Comme à ton habitude, tu es d’une justesse qui illumine la vie, si cruelle parfois. Merci de partager cette tendresse avec nous, c’est un cadeau si précieux.
Je trouve que tu écris si bien. Bon courage pour toutes les autres premières fois à venir <3
La première fois sans se sentir coupable, s’autoriser à revivre tout doucement…
Tes mots sont justes et très beaux.
Toutes mes pensées t’accompagnent. On se reconstruit avec le temps, que ce soit ressent ou il y a 3 ans bientôt pour moi.
Ta story instagram : lire quelques mots qui résonnent en moi de ce je-ne-sais-quoi, et puis cliquer sur l’article dans un élan. Et puis se retrouver sur ton article « T’aimer », et me retrouver bouleversée. Et mon regard qui passe sur l’étiquette, discrète, « journal de PMA ». Et sur les articles d’avant. Et trembler. Trembler de ce que l’injustice peut frapper tant de fois la même personne.
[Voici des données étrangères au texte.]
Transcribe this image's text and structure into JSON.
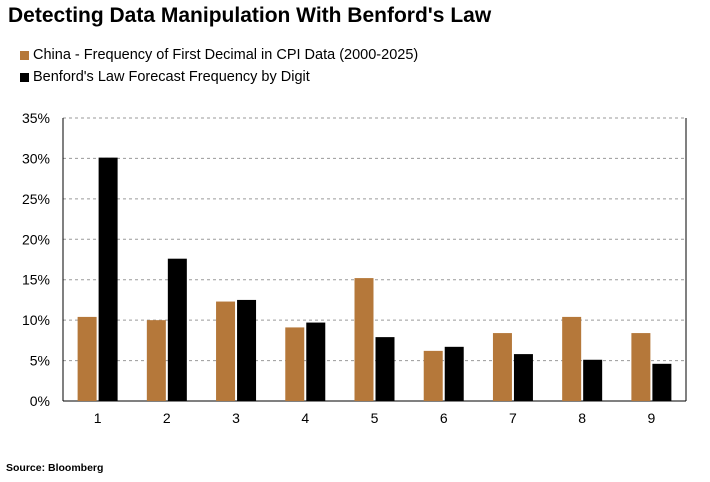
{
  "title": "Detecting Data Manipulation With Benford's Law",
  "source": "Source: Bloomberg",
  "colors": {
    "china": "#b5783a",
    "benford": "#000000",
    "grid": "#9a9a9a"
  },
  "chart_data": {
    "type": "bar",
    "title": "Detecting Data Manipulation With Benford's Law",
    "xlabel": "",
    "ylabel": "",
    "categories": [
      "1",
      "2",
      "3",
      "4",
      "5",
      "6",
      "7",
      "8",
      "9"
    ],
    "series": [
      {
        "name": "China - Frequency of First Decimal in CPI Data (2000-2025)",
        "values": [
          10.4,
          10.0,
          12.3,
          9.1,
          15.2,
          6.2,
          8.4,
          10.4,
          8.4
        ]
      },
      {
        "name": "Benford's Law Forecast Frequency by Digit",
        "values": [
          30.1,
          17.6,
          12.5,
          9.7,
          7.9,
          6.7,
          5.8,
          5.1,
          4.6
        ]
      }
    ],
    "ylim": [
      0,
      35
    ],
    "yticks": [
      "0%",
      "5%",
      "10%",
      "15%",
      "20%",
      "25%",
      "30%",
      "35%"
    ],
    "grid": true,
    "legend_position": "top-left"
  }
}
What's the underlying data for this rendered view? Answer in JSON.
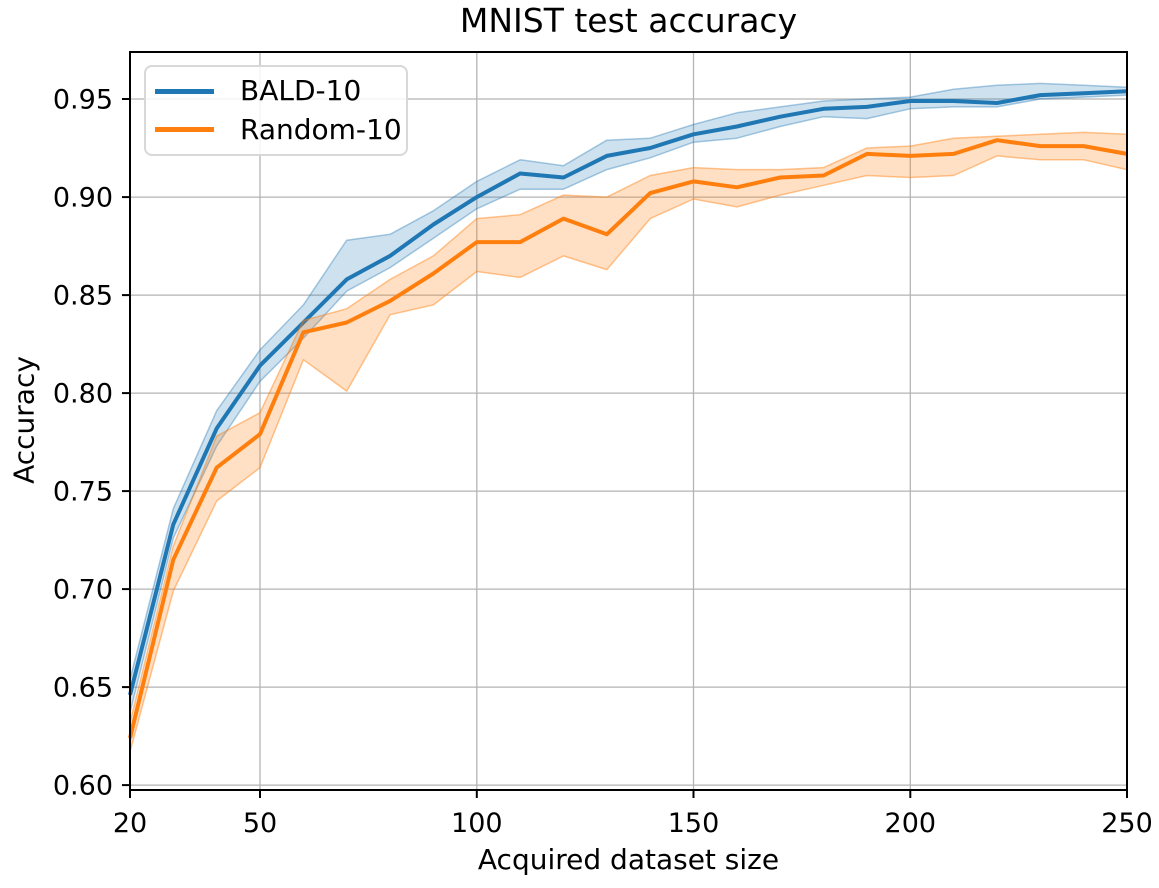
{
  "chart_data": {
    "type": "line",
    "title": "MNIST test accuracy",
    "xlabel": "Acquired dataset size",
    "ylabel": "Accuracy",
    "grid": true,
    "grid_color": "#b4b4b4",
    "axis_color": "#000000",
    "background_color": "#ffffff",
    "legend_position": "upper left",
    "xlim": [
      20,
      250
    ],
    "ylim": [
      0.5975,
      0.974
    ],
    "xticks": [
      20,
      50,
      100,
      150,
      200,
      250
    ],
    "xtick_labels": [
      "20",
      "50",
      "100",
      "150",
      "200",
      "250"
    ],
    "yticks": [
      0.6,
      0.65,
      0.7,
      0.75,
      0.8,
      0.85,
      0.9,
      0.95
    ],
    "ytick_labels": [
      "0.60",
      "0.65",
      "0.70",
      "0.75",
      "0.80",
      "0.85",
      "0.90",
      "0.95"
    ],
    "x": [
      20,
      30,
      40,
      50,
      60,
      70,
      80,
      90,
      100,
      110,
      120,
      130,
      140,
      150,
      160,
      170,
      180,
      190,
      200,
      210,
      220,
      230,
      240,
      250
    ],
    "series": [
      {
        "name": "BALD-10",
        "color": "#1f77b4",
        "band_fill": "rgba(31,119,180,0.22)",
        "band_edge": "rgba(31,119,180,0.38)",
        "values": [
          0.646,
          0.733,
          0.782,
          0.814,
          0.836,
          0.858,
          0.87,
          0.886,
          0.9,
          0.912,
          0.91,
          0.921,
          0.925,
          0.932,
          0.936,
          0.941,
          0.945,
          0.946,
          0.949,
          0.949,
          0.948,
          0.952,
          0.953,
          0.954
        ],
        "band_low": [
          0.637,
          0.726,
          0.773,
          0.806,
          0.828,
          0.852,
          0.864,
          0.879,
          0.894,
          0.904,
          0.904,
          0.914,
          0.92,
          0.928,
          0.93,
          0.936,
          0.941,
          0.94,
          0.945,
          0.946,
          0.946,
          0.95,
          0.951,
          0.952
        ],
        "band_high": [
          0.654,
          0.741,
          0.791,
          0.822,
          0.845,
          0.878,
          0.881,
          0.893,
          0.908,
          0.919,
          0.916,
          0.929,
          0.93,
          0.937,
          0.943,
          0.946,
          0.949,
          0.95,
          0.951,
          0.955,
          0.957,
          0.958,
          0.957,
          0.956
        ]
      },
      {
        "name": "Random-10",
        "color": "#ff7f0e",
        "band_fill": "rgba(255,127,14,0.24)",
        "band_edge": "rgba(255,127,14,0.45)",
        "values": [
          0.624,
          0.715,
          0.762,
          0.779,
          0.831,
          0.836,
          0.847,
          0.861,
          0.877,
          0.877,
          0.889,
          0.881,
          0.902,
          0.908,
          0.905,
          0.91,
          0.911,
          0.922,
          0.921,
          0.922,
          0.929,
          0.926,
          0.926,
          0.922
        ],
        "band_low": [
          0.617,
          0.699,
          0.745,
          0.762,
          0.817,
          0.801,
          0.84,
          0.845,
          0.862,
          0.859,
          0.87,
          0.863,
          0.889,
          0.899,
          0.895,
          0.901,
          0.906,
          0.911,
          0.91,
          0.911,
          0.921,
          0.919,
          0.919,
          0.914
        ],
        "band_high": [
          0.632,
          0.722,
          0.778,
          0.79,
          0.837,
          0.843,
          0.858,
          0.87,
          0.889,
          0.891,
          0.901,
          0.9,
          0.911,
          0.915,
          0.914,
          0.914,
          0.915,
          0.925,
          0.926,
          0.93,
          0.931,
          0.932,
          0.933,
          0.932
        ]
      }
    ]
  }
}
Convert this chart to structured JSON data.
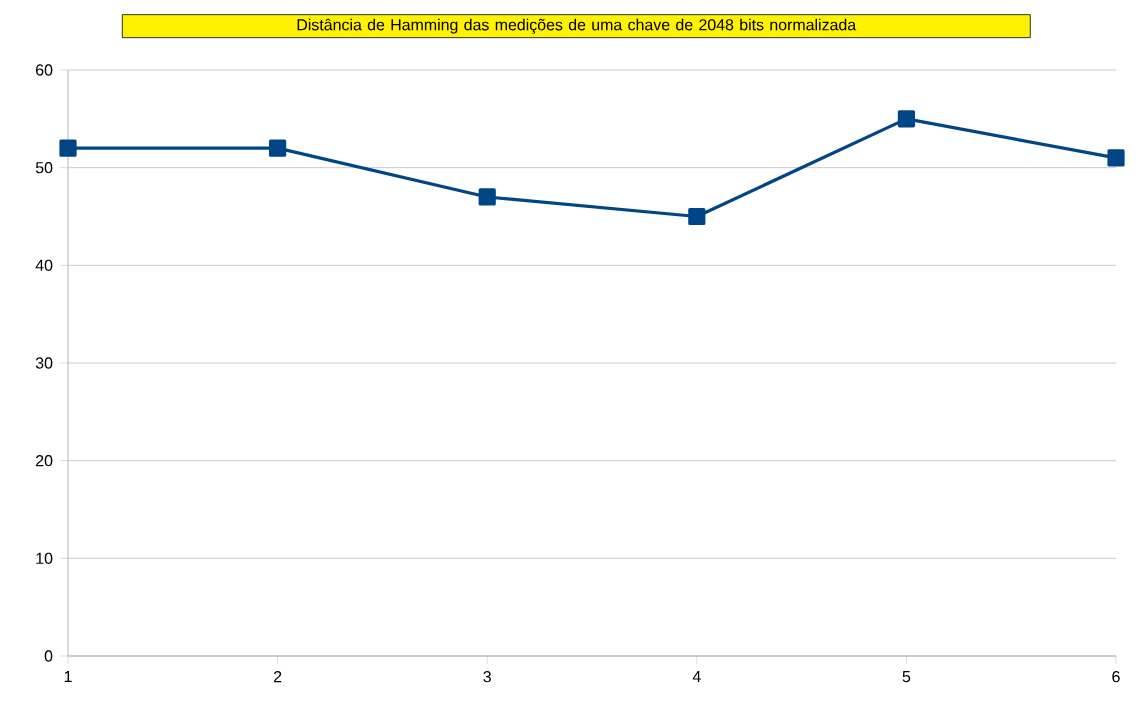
{
  "chart_data": {
    "type": "line",
    "title": "Distância de Hamming das medições de uma chave de 2048 bits normalizada",
    "x": [
      1,
      2,
      3,
      4,
      5,
      6
    ],
    "series": [
      {
        "color": "#004586",
        "values": [
          52,
          52,
          47,
          45,
          55,
          51
        ]
      }
    ],
    "xlim": [
      1,
      6
    ],
    "xticks": [
      1,
      2,
      3,
      4,
      5,
      6
    ],
    "ylim": [
      0,
      60
    ],
    "yticks": [
      0,
      10,
      20,
      30,
      40,
      50,
      60
    ],
    "grid": "y",
    "marker": "square",
    "line_style": "solid"
  }
}
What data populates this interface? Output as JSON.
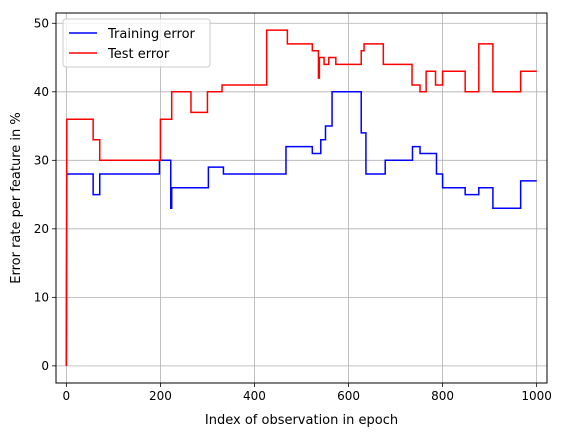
{
  "chart_data": {
    "type": "line",
    "xlabel": "Index of observation in epoch",
    "ylabel": "Error rate per feature in %",
    "xlim": [
      -22,
      1022
    ],
    "ylim": [
      -2.5,
      51.5
    ],
    "xticks": [
      0,
      200,
      400,
      600,
      800,
      1000
    ],
    "yticks": [
      0,
      10,
      20,
      30,
      40,
      50
    ],
    "grid": true,
    "legend_position": "top-left",
    "series": [
      {
        "name": "Training error",
        "color": "#0000ff",
        "step": true,
        "points": [
          [
            0,
            0
          ],
          [
            1,
            28
          ],
          [
            57,
            28
          ],
          [
            57,
            25
          ],
          [
            71,
            25
          ],
          [
            71,
            28
          ],
          [
            198,
            28
          ],
          [
            198,
            30
          ],
          [
            222,
            30
          ],
          [
            222,
            23
          ],
          [
            224,
            23
          ],
          [
            224,
            26
          ],
          [
            302,
            26
          ],
          [
            302,
            29
          ],
          [
            334,
            29
          ],
          [
            334,
            28
          ],
          [
            467,
            28
          ],
          [
            467,
            32
          ],
          [
            523,
            32
          ],
          [
            523,
            31
          ],
          [
            541,
            31
          ],
          [
            541,
            33
          ],
          [
            551,
            33
          ],
          [
            551,
            35
          ],
          [
            565,
            35
          ],
          [
            565,
            40
          ],
          [
            627,
            40
          ],
          [
            627,
            34
          ],
          [
            637,
            34
          ],
          [
            637,
            28
          ],
          [
            678,
            28
          ],
          [
            678,
            30
          ],
          [
            736,
            30
          ],
          [
            736,
            32
          ],
          [
            752,
            32
          ],
          [
            752,
            31
          ],
          [
            787,
            31
          ],
          [
            787,
            28
          ],
          [
            800,
            28
          ],
          [
            800,
            26
          ],
          [
            848,
            26
          ],
          [
            848,
            25
          ],
          [
            877,
            25
          ],
          [
            877,
            26
          ],
          [
            907,
            26
          ],
          [
            907,
            23
          ],
          [
            966,
            23
          ],
          [
            966,
            27
          ],
          [
            1000,
            27
          ]
        ]
      },
      {
        "name": "Test error",
        "color": "#ff0000",
        "step": true,
        "points": [
          [
            0,
            0
          ],
          [
            1,
            36
          ],
          [
            57,
            36
          ],
          [
            57,
            33
          ],
          [
            71,
            33
          ],
          [
            71,
            30
          ],
          [
            200,
            30
          ],
          [
            200,
            36
          ],
          [
            224,
            36
          ],
          [
            224,
            40
          ],
          [
            265,
            40
          ],
          [
            265,
            37
          ],
          [
            300,
            37
          ],
          [
            300,
            40
          ],
          [
            331,
            40
          ],
          [
            331,
            41
          ],
          [
            426,
            41
          ],
          [
            426,
            49
          ],
          [
            470,
            49
          ],
          [
            470,
            47
          ],
          [
            523,
            47
          ],
          [
            523,
            46
          ],
          [
            536,
            46
          ],
          [
            536,
            42
          ],
          [
            538,
            42
          ],
          [
            538,
            45
          ],
          [
            548,
            45
          ],
          [
            548,
            44
          ],
          [
            558,
            44
          ],
          [
            558,
            45
          ],
          [
            573,
            45
          ],
          [
            573,
            44
          ],
          [
            627,
            44
          ],
          [
            627,
            46
          ],
          [
            633,
            46
          ],
          [
            633,
            47
          ],
          [
            674,
            47
          ],
          [
            674,
            44
          ],
          [
            735,
            44
          ],
          [
            735,
            41
          ],
          [
            752,
            41
          ],
          [
            752,
            40
          ],
          [
            765,
            40
          ],
          [
            765,
            43
          ],
          [
            785,
            43
          ],
          [
            785,
            41
          ],
          [
            800,
            41
          ],
          [
            800,
            43
          ],
          [
            848,
            43
          ],
          [
            848,
            40
          ],
          [
            877,
            40
          ],
          [
            877,
            47
          ],
          [
            907,
            47
          ],
          [
            907,
            40
          ],
          [
            966,
            40
          ],
          [
            966,
            43
          ],
          [
            1000,
            43
          ]
        ]
      }
    ]
  }
}
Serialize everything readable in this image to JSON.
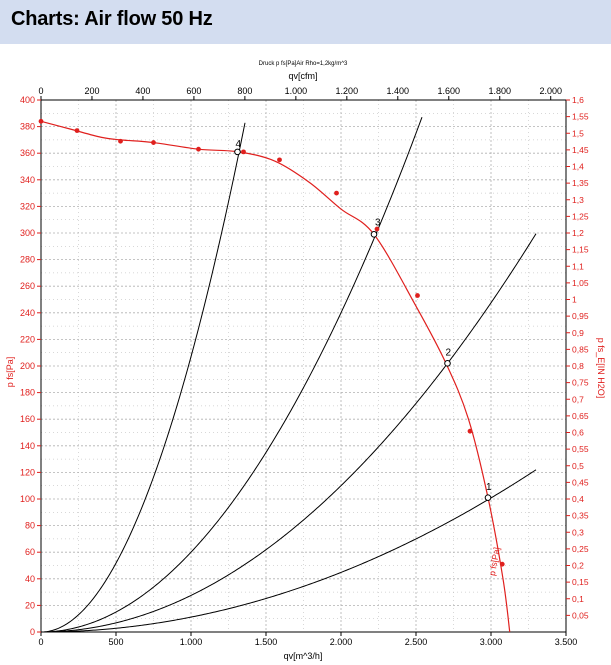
{
  "header": {
    "title": "Charts: Air flow 50 Hz"
  },
  "colors": {
    "header_bg": "#d3ddf0",
    "fan_curve": "#e0201e",
    "system_curve": "#000000",
    "grid": "#b0b0b0"
  },
  "chart_data": {
    "type": "line",
    "title": "Druck p fs[Pa]Air Rho=1,2kg/m^3",
    "xlabel": "qv[m^3/h]",
    "x2label": "qv[cfm]",
    "ylabel": "p fs[Pa]",
    "y2label": "p fs_E[IN H2O]",
    "xlim": [
      0,
      3500
    ],
    "ylim": [
      0,
      400
    ],
    "x2lim": [
      0,
      2060
    ],
    "y2lim": [
      0,
      1.6
    ],
    "x_ticks": [
      0,
      500,
      1000,
      1500,
      2000,
      2500,
      3000,
      3500
    ],
    "x_tick_labels": [
      "0",
      "500",
      "1.000",
      "1.500",
      "2.000",
      "2.500",
      "3.000",
      "3.500"
    ],
    "x2_ticks": [
      0,
      200,
      400,
      600,
      800,
      1000,
      1200,
      1400,
      1600,
      1800,
      2000
    ],
    "x2_tick_labels": [
      "0",
      "200",
      "400",
      "600",
      "800",
      "1.000",
      "1.200",
      "1.400",
      "1.600",
      "1.800",
      "2.000"
    ],
    "y_ticks": [
      0,
      20,
      40,
      60,
      80,
      100,
      120,
      140,
      160,
      180,
      200,
      220,
      240,
      260,
      280,
      300,
      320,
      340,
      360,
      380,
      400
    ],
    "y_tick_labels": [
      "0",
      "20",
      "40",
      "60",
      "80",
      "100",
      "120",
      "140",
      "160",
      "180",
      "200",
      "220",
      "240",
      "260",
      "280",
      "300",
      "320",
      "340",
      "360",
      "380",
      "400"
    ],
    "y2_ticks": [
      0.05,
      0.1,
      0.15,
      0.2,
      0.25,
      0.3,
      0.35,
      0.4,
      0.45,
      0.5,
      0.55,
      0.6,
      0.65,
      0.7,
      0.75,
      0.8,
      0.85,
      0.9,
      0.95,
      1.0,
      1.05,
      1.1,
      1.15,
      1.2,
      1.25,
      1.3,
      1.35,
      1.4,
      1.45,
      1.5,
      1.55,
      1.6
    ],
    "y2_tick_labels": [
      "0,05",
      "0,1",
      "0,15",
      "0,2",
      "0,25",
      "0,3",
      "0,35",
      "0,4",
      "0,45",
      "0,5",
      "0,55",
      "0,6",
      "0,65",
      "0,7",
      "0,75",
      "0,8",
      "0,85",
      "0,9",
      "0,95",
      "1",
      "1,05",
      "1,1",
      "1,15",
      "1,2",
      "1,25",
      "1,3",
      "1,35",
      "1,4",
      "1,45",
      "1,5",
      "1,55",
      "1,6"
    ],
    "grid": true,
    "fan_curve": {
      "name": "p fs[Pa]",
      "x": [
        0,
        200,
        400,
        530,
        750,
        1050,
        1320,
        1560,
        1790,
        2000,
        2220,
        2500,
        2700,
        2850,
        2980,
        3080,
        3125
      ],
      "y": [
        384,
        378,
        372,
        370,
        368,
        363,
        361,
        354,
        338,
        318,
        299,
        245,
        202,
        160,
        101,
        40,
        0
      ]
    },
    "fan_curve_markers": {
      "x": [
        0,
        240,
        530,
        750,
        1050,
        1350,
        1590,
        1970,
        2240,
        2510,
        2860,
        3075
      ],
      "y": [
        384,
        377,
        369,
        368,
        363,
        361,
        355,
        330,
        303,
        253,
        151,
        51
      ]
    },
    "system_curves": [
      {
        "name": "4",
        "k": 0.000207,
        "x_end": 1360,
        "label_x": 1310,
        "label_y": 364
      },
      {
        "name": "3",
        "k": 6e-05,
        "x_end": 2540,
        "label_x": 2240,
        "label_y": 305
      },
      {
        "name": "2",
        "k": 2.75e-05,
        "x_end": 3300,
        "label_x": 2710,
        "label_y": 207
      },
      {
        "name": "1",
        "k": 1.12e-05,
        "x_end": 3300,
        "label_x": 2980,
        "label_y": 106
      }
    ],
    "operating_points": [
      {
        "label": "1",
        "x": 2980,
        "y": 101
      },
      {
        "label": "2",
        "x": 2710,
        "y": 202
      },
      {
        "label": "3",
        "x": 2220,
        "y": 299
      },
      {
        "label": "4",
        "x": 1310,
        "y": 361
      }
    ]
  }
}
Trembler de ce que mon parcours PMA, n’en est sans doute qu’à ses balbutiements (3 échecs de stimulation simple derrière moi, la menace de l’IAC qui approche.) Qu’il n’y aura peut-être jamais de test positif, jamais de bonne nouvelle à annoncer, jamais de petite graine accrochée dans mon ventre. Malgré toute l’énergie, tout le temps, tous les rêves, tout l’amour… Et que même si un jour on y arrive, même si le ventre n’est plus vide… le coeur peut s’arrêter, la vie peut s’expulser, la mort se substituer à la vie, la maladie venir s’infiltrer au milieu de la joie, et tout éteindre. Rien n’est gagné. Tout est si facile pour les autres, si naturel. Et moi qui carresse mon ventre en espérant que cette fois une vie s’y fraie. J’ai mal pour moi, j’ai mal pour toi et pour tous ceux qui ont à vivre ces choses-là, si effroyables, si injustes. Je t’envoie beaucoup d’amour. Et je te remercie pour tes mots, si doux malgré la douleur, qui justifient un peu mes propres émotions et m’aident à me sentir moins seule.
Très touchée par ton texte même si je n’ai pas eu cette épreuve à traverser (mais d’autres…). C’est vraiment un processus de deuil auquel tu es confrontée… Et le deuil a son propre rythme qui nous échappe complètement. Je te souhaite une traversée la plus douce possible et des lendemains heureux… De tout coeur !
Témoignage bouleversant et d’une justesse …! débordante. Très émouvant.